Ex-Justizminister Zbigniew Ziobro (Bild) warnt: Tusk gibt Kontrolle an Paris und Berlin ab.APA/AFP/Wojtek RADWANSKI

Ex-Justizminister: „Brüssel, Paris, Berlin entscheiden künftig über unsere Armee“

Polen, so warnt die PiS, könne in Folge nicht mehr unabhängige Entscheidungen über sein Militär treffen, sie würden dann künftig in Brüssel, oder eigentlich in Berlin und Paris gefällt. Der ehemalige Justizminister der vorherigen PiS-Regierung, Zbigniew Ziobro, bezeichnete das Vorgehen der Tusk-Regierung als „Verrat an den polnischen Interessen“.

Ziobro: „Was Tusk und seine politischen Verbündeten tun, ist eine unbestreitbare Tatsache: Sie wollen die Kontrolle über die Verteidigungsindustrie und das polnische Militär an Brüssel und in Wirklichkeit an Berlin und Paris abgeben.
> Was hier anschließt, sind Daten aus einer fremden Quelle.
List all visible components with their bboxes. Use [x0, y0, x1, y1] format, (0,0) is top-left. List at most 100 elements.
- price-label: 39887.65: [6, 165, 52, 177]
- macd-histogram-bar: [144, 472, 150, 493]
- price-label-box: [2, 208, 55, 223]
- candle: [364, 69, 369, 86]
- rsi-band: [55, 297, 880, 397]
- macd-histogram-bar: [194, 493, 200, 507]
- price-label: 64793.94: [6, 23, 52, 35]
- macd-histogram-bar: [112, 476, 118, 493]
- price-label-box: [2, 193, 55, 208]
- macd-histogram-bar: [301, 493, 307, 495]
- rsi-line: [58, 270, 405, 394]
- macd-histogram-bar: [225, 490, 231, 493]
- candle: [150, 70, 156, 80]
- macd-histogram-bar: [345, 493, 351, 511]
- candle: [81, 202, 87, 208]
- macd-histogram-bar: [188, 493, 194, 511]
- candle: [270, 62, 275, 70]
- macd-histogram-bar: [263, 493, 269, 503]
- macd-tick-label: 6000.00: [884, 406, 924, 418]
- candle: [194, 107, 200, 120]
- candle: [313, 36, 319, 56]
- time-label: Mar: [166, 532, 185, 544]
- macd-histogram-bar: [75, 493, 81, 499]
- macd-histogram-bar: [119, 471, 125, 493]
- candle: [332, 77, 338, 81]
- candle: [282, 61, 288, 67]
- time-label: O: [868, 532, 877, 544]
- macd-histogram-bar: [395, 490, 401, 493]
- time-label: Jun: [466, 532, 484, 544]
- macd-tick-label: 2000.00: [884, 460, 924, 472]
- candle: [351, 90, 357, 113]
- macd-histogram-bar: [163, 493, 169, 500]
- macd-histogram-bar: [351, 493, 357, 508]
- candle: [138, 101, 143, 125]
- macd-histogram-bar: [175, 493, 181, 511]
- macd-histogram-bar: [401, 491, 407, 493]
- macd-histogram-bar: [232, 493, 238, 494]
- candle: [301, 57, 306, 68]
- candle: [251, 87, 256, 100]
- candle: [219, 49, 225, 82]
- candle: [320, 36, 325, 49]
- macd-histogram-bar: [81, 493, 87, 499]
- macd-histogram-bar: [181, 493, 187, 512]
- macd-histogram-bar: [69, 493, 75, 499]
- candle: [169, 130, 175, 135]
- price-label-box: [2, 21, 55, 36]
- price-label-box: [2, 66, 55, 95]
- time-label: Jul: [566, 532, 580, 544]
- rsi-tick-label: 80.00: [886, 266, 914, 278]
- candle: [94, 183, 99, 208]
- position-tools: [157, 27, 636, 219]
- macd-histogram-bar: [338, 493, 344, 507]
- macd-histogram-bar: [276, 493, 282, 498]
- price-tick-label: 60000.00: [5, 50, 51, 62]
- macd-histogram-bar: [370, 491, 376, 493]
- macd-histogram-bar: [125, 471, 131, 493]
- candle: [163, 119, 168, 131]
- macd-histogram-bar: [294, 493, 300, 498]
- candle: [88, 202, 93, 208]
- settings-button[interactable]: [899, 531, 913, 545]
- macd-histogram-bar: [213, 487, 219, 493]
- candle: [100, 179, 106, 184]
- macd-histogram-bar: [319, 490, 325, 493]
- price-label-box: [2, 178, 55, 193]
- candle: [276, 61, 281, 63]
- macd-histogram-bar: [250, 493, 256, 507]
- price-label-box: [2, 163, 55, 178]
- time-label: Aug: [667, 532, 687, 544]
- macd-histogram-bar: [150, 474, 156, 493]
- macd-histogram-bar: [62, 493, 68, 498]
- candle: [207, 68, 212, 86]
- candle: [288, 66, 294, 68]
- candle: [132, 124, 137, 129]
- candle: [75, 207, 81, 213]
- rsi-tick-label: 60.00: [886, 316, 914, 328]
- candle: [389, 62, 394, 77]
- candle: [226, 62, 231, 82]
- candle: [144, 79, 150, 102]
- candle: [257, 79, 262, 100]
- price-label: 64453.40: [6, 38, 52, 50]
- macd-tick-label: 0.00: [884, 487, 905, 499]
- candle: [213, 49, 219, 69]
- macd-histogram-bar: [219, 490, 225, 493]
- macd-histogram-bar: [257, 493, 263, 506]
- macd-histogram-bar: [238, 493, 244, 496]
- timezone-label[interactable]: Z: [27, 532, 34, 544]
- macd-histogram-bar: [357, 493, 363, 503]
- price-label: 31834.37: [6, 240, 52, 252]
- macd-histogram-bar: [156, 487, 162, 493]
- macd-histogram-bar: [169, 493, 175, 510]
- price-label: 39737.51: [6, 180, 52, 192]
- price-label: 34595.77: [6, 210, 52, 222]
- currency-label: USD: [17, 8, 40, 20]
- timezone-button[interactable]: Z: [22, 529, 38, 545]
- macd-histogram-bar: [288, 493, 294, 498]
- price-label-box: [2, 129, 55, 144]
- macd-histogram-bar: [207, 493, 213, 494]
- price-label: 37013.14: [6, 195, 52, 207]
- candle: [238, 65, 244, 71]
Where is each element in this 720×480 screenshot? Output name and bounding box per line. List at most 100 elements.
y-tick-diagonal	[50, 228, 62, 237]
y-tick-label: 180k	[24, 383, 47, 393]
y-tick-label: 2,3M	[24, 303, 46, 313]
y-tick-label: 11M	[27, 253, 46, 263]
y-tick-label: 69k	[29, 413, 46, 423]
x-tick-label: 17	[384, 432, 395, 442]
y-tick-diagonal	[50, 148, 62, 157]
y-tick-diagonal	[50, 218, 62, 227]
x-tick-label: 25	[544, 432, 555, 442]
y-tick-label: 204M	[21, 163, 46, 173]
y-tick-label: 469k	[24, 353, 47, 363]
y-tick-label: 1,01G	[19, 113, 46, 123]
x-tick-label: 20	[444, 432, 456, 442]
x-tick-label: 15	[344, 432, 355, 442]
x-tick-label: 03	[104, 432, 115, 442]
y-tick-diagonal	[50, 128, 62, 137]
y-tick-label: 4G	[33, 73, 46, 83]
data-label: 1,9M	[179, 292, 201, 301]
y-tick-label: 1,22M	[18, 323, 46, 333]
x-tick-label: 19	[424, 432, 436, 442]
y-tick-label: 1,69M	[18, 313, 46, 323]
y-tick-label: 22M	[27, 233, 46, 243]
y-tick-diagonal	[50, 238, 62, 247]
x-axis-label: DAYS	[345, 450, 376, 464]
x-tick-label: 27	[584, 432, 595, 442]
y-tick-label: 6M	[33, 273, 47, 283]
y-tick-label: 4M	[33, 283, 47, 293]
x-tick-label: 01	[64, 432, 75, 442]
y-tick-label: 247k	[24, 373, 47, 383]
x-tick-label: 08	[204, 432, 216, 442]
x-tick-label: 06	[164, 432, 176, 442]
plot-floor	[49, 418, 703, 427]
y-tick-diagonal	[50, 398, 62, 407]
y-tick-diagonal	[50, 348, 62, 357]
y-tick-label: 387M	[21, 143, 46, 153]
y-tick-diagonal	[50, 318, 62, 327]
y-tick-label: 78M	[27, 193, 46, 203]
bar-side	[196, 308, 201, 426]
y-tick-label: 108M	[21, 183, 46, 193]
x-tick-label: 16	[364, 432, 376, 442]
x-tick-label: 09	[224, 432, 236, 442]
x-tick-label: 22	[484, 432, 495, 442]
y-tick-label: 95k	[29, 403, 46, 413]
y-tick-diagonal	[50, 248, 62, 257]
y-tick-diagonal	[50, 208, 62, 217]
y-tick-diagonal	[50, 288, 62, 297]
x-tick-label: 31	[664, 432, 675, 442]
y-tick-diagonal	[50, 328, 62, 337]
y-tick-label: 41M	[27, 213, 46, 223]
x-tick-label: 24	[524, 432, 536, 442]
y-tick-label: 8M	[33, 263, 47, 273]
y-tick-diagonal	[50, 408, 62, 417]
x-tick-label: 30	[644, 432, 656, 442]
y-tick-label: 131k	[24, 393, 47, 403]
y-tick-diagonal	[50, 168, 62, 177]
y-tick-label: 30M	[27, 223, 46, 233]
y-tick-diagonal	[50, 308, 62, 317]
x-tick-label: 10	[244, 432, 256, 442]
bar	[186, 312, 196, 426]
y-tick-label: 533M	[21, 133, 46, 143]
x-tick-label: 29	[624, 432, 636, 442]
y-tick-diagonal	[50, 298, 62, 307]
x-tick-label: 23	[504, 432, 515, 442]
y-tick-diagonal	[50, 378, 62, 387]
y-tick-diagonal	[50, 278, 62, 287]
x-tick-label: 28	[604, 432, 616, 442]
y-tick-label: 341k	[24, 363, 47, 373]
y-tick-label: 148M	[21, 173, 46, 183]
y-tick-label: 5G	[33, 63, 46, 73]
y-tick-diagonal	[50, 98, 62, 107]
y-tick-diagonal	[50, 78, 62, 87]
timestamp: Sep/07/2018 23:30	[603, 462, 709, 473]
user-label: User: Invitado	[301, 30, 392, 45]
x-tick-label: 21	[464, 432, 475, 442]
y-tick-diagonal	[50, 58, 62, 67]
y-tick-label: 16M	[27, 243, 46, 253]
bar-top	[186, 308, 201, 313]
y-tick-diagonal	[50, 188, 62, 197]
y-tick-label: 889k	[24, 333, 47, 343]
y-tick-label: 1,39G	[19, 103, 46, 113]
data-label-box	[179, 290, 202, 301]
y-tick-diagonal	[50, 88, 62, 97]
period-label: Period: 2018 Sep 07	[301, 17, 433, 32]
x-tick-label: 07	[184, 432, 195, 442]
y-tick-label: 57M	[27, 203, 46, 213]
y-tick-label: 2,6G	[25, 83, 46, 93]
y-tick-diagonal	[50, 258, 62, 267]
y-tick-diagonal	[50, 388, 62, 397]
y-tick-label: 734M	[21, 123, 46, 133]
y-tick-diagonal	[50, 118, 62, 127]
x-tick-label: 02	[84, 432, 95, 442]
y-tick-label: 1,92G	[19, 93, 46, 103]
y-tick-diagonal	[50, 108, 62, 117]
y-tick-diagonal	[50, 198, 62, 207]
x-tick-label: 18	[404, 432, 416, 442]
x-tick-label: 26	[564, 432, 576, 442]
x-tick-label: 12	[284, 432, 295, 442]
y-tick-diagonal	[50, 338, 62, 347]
Die Geschichte hat immer wieder gezeigt, dass es für uns in einer Katastrophe endete, wenn Polen die Kontrolle über seine eigene Armee verlor.“

EU-Parlamentarier: Müssen volle Kontrolle über das eigene Militär behalten

Jacek Ozdoba, Mitglied des Europäischen Parlaments, bezeichnete die Resolution ebenfalls als gefährlich. „Die Geschichte hat unmissverständlich gezeigt, wie wichtig es ist, die volle Kontrolle über das eigene Militär und die eigenen Bündnisse zu behalten“, sagte er. Der PiS-Abgeordnete Sebastian Kaleta unterstrich: „Wir sprechen hier von einem Versuch, die EU-Verträge zu ändern, wovor wir seit Monaten warnen. Die Resolution des Europäischen Parlaments fordert, dass alle verteidigungsrelevanten Entscheidungen der EU-Mitgliedstaaten auf europäischer Ebene getroffen werden, nicht einstimmig, sondern mit qualifizierter Mehrheit“.